Published online March 1, 2021

https://doi.org/10.18814/epiiugs/2020/0200s12

Copyright © International Union of Geological Sciences.

Petrographic and petrophysical characterisation and structural function of the heritage stones in Fuwairit Archaeological Site (NE Qatar): implications for heritage conservation

by David Martín Freire-Lista1,2*, Luís Sousa1,2, Robert Carter3, and Fayṣal Al-Na‘īmī 4

1 Geology Department. UTAD - University of Trás-os-Montes e Alto Douro. Quinta de Prados. 5001-801. Vila Real. Portugal
2 CGeo - Geoscience Center, University of Coimbra. Rua Silvino Lima. Polo II. 3030-790 Coimbra, Portugal
3 UCL Qatar (University College London), PO Box 25256, Georgetown Building, Education City, Doha, Qatar
4 Qatar Museums Authority - QMA Tower 2. PO Box 2777, Doha, Qatar

Correspondence to:*E-mail: davidfreire@utad.pt

Received: December 20, 2019; Revised: September 9, 2020; Accepted: September 9, 2020

This is an Open Access article distributed under the terms of the Creative Commons Attribution Non-Commercial License (http://creativecommons.org/licenses/by-nc/4.0) which permits unrestricted non-commercial use, distribution, and reproduction in any medium, provided the original work is properly cited.

Abstract

Several types of limestones have been traditionally used for building mosques, houses and sheds in the Fuwairit archaeological site (NE Qatar).
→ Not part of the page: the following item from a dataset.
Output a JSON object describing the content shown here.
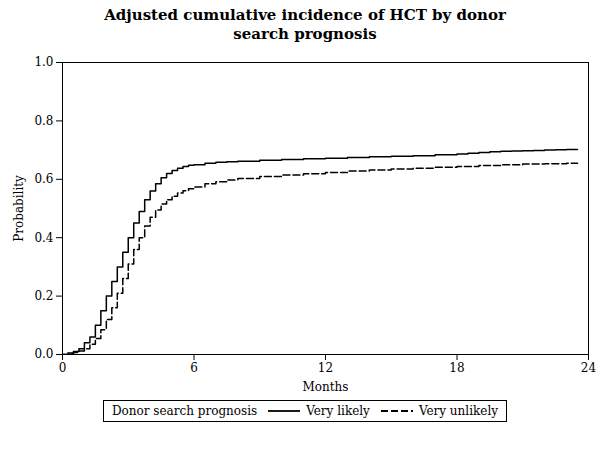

These limestones were characterised, and profiles of semi-collapsed walls examined to estimate the percentage that each building stone occupied and its structural function. Holocene beachrocks were the most used building stones. They were installed mainly as header masonry stones in the walls following coursed random rubble masonry. Pleistocene oolites were used mainly as stretcher masonry stones and Umm Bab Member of Dammam Formation (middle Eocene) as wedges and filling stones of the inner cores between the masonry wall faces. These last building stones were collected in the rocky desert, whose surface is covered by stone fragments resulting from thermal dilatation. Therefore, thermal expansion measurements were performed to investigate the breakage of the Umm Bab Member. Umm Bab Member has the lowest effective porosity and water absorption, and the highest bulk density and ultrasonic pulse velocity. This stone presents the best quality. Oolites have an intermediate quality and beachrocks have the worst quality as building stone. Historic quarries of oolites were found with abandoned stone blocks in Jebel Fuwairit fossil dunes.